𝗛𝗼𝘄 𝗜 𝗦𝘁𝗼𝗽𝗽𝗲𝗱 𝗟𝗼𝘀𝗶𝗻𝗴 𝗔𝗣𝗜 𝗖𝗮𝗹𝗹𝘀 𝘁𝗼 𝗥𝗮𝘁𝗲 𝗟𝗶𝗺𝗶𝘁𝘀
My app dropped user requests. Logs showed 429 errors. Retry logic made it worse. The whole system stopped.
I used an AI API for text analysis. The API limited requests to 50 per minute. A simple wait time failed. It blocked the worker. Retries hit the limit again.
I tried these:
- Random wait times. They lacked backpressure.
- Tenacity library. It handled calls alone. It missed global limits.
- Token bucket. It failed without a distributed lock.

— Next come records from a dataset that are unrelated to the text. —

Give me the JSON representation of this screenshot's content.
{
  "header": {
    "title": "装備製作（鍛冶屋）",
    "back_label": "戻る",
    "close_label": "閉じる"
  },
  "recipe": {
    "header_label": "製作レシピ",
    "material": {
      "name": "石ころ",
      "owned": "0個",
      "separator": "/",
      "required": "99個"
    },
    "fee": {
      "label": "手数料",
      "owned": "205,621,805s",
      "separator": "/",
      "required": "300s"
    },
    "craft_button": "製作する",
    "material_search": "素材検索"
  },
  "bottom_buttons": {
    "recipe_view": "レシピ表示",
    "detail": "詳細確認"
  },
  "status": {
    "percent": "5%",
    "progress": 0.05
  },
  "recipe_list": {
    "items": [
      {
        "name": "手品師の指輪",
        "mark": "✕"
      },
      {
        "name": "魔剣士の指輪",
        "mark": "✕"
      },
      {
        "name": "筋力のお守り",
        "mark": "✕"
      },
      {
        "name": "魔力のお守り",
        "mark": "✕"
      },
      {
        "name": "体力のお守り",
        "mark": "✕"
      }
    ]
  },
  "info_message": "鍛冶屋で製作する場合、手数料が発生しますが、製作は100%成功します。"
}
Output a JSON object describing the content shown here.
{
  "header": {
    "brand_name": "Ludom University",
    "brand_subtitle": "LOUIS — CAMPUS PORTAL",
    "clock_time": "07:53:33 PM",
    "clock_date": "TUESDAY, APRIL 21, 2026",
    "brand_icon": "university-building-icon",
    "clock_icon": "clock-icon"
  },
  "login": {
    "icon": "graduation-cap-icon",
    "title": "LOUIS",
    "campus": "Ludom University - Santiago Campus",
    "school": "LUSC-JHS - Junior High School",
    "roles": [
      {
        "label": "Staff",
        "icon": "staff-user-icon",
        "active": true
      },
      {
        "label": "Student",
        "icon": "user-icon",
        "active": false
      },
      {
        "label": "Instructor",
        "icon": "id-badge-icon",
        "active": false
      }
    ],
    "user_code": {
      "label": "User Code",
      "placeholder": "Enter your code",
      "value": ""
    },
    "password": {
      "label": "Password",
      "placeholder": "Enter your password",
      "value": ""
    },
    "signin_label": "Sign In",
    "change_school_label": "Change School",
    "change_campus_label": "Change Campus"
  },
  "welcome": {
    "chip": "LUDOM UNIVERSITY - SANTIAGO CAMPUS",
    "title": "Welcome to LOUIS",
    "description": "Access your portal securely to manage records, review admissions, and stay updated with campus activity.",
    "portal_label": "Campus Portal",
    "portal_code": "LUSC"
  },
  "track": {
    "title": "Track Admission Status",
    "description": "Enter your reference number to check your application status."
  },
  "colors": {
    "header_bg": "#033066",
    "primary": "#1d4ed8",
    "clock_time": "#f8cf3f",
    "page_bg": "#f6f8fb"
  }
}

I found a fix. I used Redis for central coordination. I used asyncio to stop blocking. I split the rate limiter from the retry logic. The limiter tracks the global quota. The retry logic handles small failures.
Redis sorted sets track timestamps. If the code hits the limit, it backs off. I added exponential backoff with jitter. This stops all retries from hitting the API at once.
Lessons learned:
- Redis adds a small delay.
- Queue work instead of failing.
- Only retry 429 and 5xx errors.
- Log every attempt.
Use aiolimiter or tenacity for production. A circuit breaker is a good next step.
How do you handle this? Do you use token buckets or sliding windows?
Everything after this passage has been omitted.